In Loewen, the disputed land was acquired by Robert David in 1960, who transferred it to Richard Folta in 1979. Mr. Folta subdivided the land into five parcels and conveyed two of those parcels to the Loewens, one in 2009 and the other in 2010. The Loewens’ parcels were at all times prior to their ownership used by the public to access a seasonal hooligan fishery. A dispute arose when the Loewens put up barriers to block the public from accessing the fishery.

When Mr. David owned the land, he gave the public permission to cross his land to access the fishery via a footpath located on the land. When Mr. Folta acquired the land in 1979, he never took steps to revoke that permission. Nonetheless, the court found the public’s use was not permissive because, in 1979, the State constructed a new bridge with a vehicle ramp to the fishery in a different location than the foot path. The construction of the bridge and the ramp significantly changed the use of the easement.
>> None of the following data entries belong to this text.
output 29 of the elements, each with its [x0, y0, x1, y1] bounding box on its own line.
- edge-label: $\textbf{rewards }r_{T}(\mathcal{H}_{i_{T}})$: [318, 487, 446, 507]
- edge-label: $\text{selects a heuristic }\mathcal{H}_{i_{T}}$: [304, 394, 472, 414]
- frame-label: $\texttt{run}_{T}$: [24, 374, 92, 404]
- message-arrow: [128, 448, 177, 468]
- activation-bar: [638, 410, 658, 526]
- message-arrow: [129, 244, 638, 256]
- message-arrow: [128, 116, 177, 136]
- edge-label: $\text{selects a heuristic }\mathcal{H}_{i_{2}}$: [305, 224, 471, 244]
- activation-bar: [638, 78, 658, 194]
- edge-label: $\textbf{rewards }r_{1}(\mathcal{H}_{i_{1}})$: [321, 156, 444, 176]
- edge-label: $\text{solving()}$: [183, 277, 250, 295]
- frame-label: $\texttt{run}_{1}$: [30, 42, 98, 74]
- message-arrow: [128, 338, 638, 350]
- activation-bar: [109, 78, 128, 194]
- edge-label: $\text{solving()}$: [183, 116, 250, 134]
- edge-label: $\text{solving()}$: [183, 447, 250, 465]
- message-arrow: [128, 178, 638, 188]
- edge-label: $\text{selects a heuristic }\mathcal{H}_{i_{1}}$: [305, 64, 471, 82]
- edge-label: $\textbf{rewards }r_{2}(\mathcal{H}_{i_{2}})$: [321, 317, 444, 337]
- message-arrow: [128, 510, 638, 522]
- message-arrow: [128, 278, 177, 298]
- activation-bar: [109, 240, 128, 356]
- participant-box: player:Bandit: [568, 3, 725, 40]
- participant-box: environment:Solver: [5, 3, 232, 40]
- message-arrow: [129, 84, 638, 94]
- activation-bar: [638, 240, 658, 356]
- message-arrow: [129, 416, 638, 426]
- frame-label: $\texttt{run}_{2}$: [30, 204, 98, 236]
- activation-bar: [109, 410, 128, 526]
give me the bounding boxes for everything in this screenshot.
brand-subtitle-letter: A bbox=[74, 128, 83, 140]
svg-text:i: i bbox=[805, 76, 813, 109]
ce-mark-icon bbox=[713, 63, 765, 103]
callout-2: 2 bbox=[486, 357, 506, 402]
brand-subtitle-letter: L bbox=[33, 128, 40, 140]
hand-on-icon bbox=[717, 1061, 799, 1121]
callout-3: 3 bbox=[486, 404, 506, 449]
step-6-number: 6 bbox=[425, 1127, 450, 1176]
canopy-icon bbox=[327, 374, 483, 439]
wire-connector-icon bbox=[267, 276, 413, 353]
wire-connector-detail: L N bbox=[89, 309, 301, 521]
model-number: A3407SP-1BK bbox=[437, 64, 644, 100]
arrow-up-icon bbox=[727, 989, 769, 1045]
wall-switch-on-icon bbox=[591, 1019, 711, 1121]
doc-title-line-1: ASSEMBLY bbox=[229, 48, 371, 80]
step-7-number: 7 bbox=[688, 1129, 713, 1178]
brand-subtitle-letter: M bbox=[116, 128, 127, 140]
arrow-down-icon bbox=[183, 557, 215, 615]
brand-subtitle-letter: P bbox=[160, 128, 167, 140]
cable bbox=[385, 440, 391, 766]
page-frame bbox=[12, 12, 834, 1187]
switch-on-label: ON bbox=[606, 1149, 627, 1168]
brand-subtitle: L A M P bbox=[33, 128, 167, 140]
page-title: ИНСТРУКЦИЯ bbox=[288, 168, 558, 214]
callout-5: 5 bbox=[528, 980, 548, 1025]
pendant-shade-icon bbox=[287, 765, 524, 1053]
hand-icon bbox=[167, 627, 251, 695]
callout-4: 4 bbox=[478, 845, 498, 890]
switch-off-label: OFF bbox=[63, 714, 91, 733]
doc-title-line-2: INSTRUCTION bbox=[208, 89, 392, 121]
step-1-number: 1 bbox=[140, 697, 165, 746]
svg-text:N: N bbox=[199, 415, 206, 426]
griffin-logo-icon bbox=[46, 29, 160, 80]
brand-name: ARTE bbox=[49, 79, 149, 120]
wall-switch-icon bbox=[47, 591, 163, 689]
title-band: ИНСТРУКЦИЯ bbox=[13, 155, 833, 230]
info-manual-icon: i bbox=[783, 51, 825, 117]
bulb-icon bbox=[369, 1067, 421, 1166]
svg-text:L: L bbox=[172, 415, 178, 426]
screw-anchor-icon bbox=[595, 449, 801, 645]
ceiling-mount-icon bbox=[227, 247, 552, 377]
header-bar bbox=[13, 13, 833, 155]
That, coupled with use of the new bridge and ramp for 37 years prior to the Loewens acquiring the land, was sufficient to overcome the presumption of permission.

Conclusion

The circumstances under which a person can establish title to land by adverse possession in Alaska was significantly curtailed in 2003 by adding a good faith requirement. Recent Alaska cases clarify that a person who established all of the elements of adverse possession before July 18, 2003 is not subject to this narrower version of the law. At least one Alaska superior court judge has found that the 2003 law does not apply to prescriptive easements. The Court in Yuk explained that exclusivity can exist despite a public utility easement, so long as the adverse possessor used the land as other landowners did in the subdivision, i.e., subject to the easement. Yuk also showed the importance of a fence in an adverse possession claim, both in establishing hostility and overcoming the presumption of permissive use, and emphasized that an adverse possessor can mistakenly believe they own the disputed land without defeating hostility. Although not binding on other courts in the State, Loewen is an example of a case where the presumption of permissive use was rebutted despite the fact the initial use was permissive.


[1] Alaska Stat. § 09.10.030 (2017); Alaska Stat. § 09.45.052 (2017); 2003 Alaska Sess. Laws Ch. 147 (S.B. 93).

[2] In addition to the 10-year adverse possession rule, if a person has uninterrupted, adverse, and notorious possession of land for seven years under “color and claim of title” (i.e., the person in good faith possessed an instrument like a deed ostensibly (but not actually) passing title to the land in question), that person can establish new title to land (except against the government). The 2003 amendments did not change this seven-year “color and claim of title” rule.

[3] 397 P.3d 261, 264 (Alaska 2017) (citing Cowan v. Yeisley, 255 P.3d 966, 973 (Alaska 2011)).

[4] 400 P.3d 116, 119-121 (Alaska 2017).

[5] 1JU-13-00596CI (Alaska Super., Sept. 19, 2016).

[6] Yuk, 397 P.3d at 265.

[7] 1JU-13-00596CI (Alaska Super., Sept. 19, 2016) (citing Cowan, 255 P.3d at 974 (further citation omitted)).